There are many ways to deal with allergies, and you shouldn't let them keep you from enjoying Phoenix's beautiful climate and scenery.

What to Expect From 2022 Allergy Season in Phoenix

March signals the start of springtime, and with it, the blooming of beautiful flowers and trees. Unfortunately, many people experience allergies around this time, too.

In Phoenix, springtime is the worst time of year for allergy sufferers as pollen counts skyrocket.

Although spring is the peak season for allergies, it is not uncommon to experience symptoms year-round due to the presence of pollen and other allergens. This is because there are always plants growing somewhere in Arizona.

In addition to pollen, dust and pollution can also cause irritation throughout the year.

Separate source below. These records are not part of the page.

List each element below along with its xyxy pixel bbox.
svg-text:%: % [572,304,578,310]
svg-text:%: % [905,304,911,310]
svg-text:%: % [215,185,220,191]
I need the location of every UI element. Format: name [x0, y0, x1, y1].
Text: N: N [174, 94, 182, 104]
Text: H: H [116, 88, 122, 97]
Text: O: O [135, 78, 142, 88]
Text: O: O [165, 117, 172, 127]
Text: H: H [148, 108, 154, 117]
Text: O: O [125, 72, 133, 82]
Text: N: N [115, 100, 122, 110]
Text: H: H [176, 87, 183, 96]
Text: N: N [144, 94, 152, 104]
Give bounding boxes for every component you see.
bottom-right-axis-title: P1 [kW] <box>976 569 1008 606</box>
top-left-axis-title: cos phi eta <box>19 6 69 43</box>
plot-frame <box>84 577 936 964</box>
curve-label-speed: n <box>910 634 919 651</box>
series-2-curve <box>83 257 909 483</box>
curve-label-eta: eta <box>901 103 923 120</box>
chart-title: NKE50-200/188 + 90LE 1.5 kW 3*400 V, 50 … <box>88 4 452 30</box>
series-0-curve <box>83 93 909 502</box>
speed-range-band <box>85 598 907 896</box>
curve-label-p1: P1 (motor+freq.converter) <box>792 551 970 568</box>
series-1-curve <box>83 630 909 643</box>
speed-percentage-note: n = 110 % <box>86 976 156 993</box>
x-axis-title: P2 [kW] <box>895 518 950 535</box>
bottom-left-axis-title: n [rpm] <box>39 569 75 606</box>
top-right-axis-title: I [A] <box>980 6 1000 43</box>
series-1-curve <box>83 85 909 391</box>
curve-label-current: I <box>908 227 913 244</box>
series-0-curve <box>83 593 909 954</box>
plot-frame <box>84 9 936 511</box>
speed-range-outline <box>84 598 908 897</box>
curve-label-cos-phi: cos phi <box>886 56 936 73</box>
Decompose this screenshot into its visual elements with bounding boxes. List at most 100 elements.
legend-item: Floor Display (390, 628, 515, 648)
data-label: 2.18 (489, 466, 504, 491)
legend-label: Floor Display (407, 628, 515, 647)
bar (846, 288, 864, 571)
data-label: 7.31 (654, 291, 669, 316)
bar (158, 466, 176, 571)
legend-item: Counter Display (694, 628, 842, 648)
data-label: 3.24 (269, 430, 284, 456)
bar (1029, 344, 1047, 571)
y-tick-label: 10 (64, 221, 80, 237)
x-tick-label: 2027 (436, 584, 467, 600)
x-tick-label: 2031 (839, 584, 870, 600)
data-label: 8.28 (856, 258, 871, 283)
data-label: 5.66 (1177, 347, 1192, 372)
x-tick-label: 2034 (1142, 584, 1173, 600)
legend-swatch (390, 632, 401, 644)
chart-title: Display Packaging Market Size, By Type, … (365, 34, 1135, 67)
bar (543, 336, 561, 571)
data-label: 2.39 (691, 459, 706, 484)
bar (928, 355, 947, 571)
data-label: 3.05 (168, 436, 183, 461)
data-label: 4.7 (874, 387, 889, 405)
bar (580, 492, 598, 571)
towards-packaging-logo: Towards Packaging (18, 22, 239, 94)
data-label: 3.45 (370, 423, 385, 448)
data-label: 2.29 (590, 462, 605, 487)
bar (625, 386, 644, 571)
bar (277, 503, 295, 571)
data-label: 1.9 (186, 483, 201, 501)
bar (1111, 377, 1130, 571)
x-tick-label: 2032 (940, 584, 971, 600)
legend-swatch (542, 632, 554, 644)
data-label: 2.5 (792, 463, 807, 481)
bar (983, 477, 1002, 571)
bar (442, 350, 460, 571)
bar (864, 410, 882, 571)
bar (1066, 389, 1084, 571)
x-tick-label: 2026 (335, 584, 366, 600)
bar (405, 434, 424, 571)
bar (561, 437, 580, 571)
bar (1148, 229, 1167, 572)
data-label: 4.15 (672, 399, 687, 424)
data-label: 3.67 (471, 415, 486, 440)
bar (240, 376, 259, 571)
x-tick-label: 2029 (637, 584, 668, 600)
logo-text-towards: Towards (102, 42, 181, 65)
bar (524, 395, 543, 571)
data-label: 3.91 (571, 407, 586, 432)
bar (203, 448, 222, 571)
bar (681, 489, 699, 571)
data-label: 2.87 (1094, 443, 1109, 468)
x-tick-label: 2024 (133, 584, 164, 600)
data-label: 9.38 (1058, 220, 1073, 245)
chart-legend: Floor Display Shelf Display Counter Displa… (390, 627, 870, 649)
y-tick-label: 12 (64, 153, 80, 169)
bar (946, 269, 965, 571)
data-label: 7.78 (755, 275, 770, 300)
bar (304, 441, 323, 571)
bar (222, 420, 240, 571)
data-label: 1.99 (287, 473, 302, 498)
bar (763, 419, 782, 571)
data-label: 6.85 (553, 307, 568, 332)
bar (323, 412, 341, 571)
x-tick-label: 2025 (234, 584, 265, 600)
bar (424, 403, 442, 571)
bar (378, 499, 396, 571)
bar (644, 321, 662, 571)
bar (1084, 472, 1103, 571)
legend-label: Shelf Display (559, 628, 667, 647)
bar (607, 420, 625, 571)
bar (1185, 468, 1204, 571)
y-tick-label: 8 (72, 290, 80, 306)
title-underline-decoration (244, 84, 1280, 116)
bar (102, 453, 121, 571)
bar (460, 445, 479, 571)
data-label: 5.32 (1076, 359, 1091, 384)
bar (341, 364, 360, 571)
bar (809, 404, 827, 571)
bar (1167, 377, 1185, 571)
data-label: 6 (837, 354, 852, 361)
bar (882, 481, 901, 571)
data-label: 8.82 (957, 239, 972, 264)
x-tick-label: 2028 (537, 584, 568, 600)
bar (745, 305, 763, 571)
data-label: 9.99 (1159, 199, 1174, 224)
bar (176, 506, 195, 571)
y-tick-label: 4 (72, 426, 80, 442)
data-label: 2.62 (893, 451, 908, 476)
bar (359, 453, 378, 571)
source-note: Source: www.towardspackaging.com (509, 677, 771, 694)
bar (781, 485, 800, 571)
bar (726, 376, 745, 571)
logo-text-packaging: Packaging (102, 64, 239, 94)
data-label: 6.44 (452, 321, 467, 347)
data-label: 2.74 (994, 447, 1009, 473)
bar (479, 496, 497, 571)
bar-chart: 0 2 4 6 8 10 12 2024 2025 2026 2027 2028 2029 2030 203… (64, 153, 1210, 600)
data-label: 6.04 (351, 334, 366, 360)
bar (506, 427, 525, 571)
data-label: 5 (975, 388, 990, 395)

The humidity here makes the air always feel damp, and the trees just seem to be constantly dripping.

The bees here never stop buzzing. They just keep at it, even during the fall and winter.


If you're allergic to pollen, dust, or other allergens, the best thing you can do is to prepare for allergy season. Start by talking to your doctor about what medications and treatments will work best for your Phoenix allergies. Then, make sure to keep your windows closed and run the air conditioner in your home or office. Finally, try to stay indoors as much as possible when the pollen count is high. By following these simple tips, you can make it through allergy season with minimal discomfort.